This was inspired by Technology Connections’ recent video on how most of the US has vastly oversized furnaces, which is holding back heat pump installation. BeeStat has a ton of information on furnace run time. What I would love is for it to be able to spit out a “recommended heating capacity” metric (and cooling for that matter). At a basic level:
The user would input the tonnage of their current AC as well as the furnace BTUs and AFUE
BeeStat iterates over the data it has available to it. On the coldest and warmest days of the year, it analyzes the data hour by hour. If it’s -5 degrees outside and the furnace is running only 20 minutes per hour, the furnace is oversized by 3x.
The AFUE of the furnace would need to be taken into account, plus a margin of error. Additionally, night vs day should be taken into account. Furnaces have to work harder at night due to the lack of natural heating, while air conditioners have to work harder during the day due to natural heating via the sun.
Eventually the feature could get fancy with things like a tolerance limit for when secondary heat sources such as heat strips would need to kick in.
Interesting idea, but how would you determine the initial need? It’s done now by area, location, heat loss through windows, insulation, and more factors. The HVAC installed in my home doesn’t look over-size. Beestat says that it can keep up from -17 to 105. Where I live, it can get to -20 and 101, so based on the initial computations, I’m sized right.
It’d need too much information to be accurate for sizing as you’d have to provide numbers that may also be best-case manufacturer provided numbers.
You can already see the information about balance and system performance in the analyze tab to tell you at what outdoor temp your system cannot keep up. This is a safer metric as it measures actual performance and not theoretical. An HVAC professional would then need to verify system operation (refrigerant temps, restriction, airflow) to determine if the system was operating at its peak performance to then adjust system ratings to actual output/needs.
The missing variable is energy transmitted to (or removed from) one’s dwelling. For electric baseboard, watts used can be directly converted to BTU needed. For gas boilers or furnaces, I think the best way would be to measure gas usage and use gas company provided multiplier to arrive at BTU used. Most gas meters these days transmit usage wirelessly which can be read with a $15 dongle. Another way would be to run a boiler or a furnace and see how much gas it used over a period of time.

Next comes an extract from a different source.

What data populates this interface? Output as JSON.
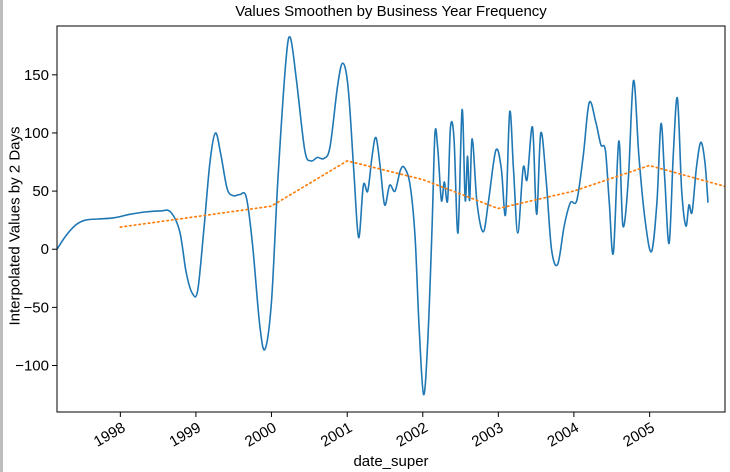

It’s definitely possible. With single stage furnaces it’s very straight forward. With 2 stage, it’s still possible but only if the ecobee is wired to control the staging and the furnace does not stage automatically. With a modulating furnace it’s impossible. Best to use the fuel consumption method as described here: Replacing a Furnace or Boiler - GreenBuildingAdvisor.
Before I selected & had a heat pump installed I calculated heat load using furnace runtime and fuel usage as well as a modelled calc and they were all pretty close. My new heat pump is 1/2 the size of the old furnace and I rarely need aux heat.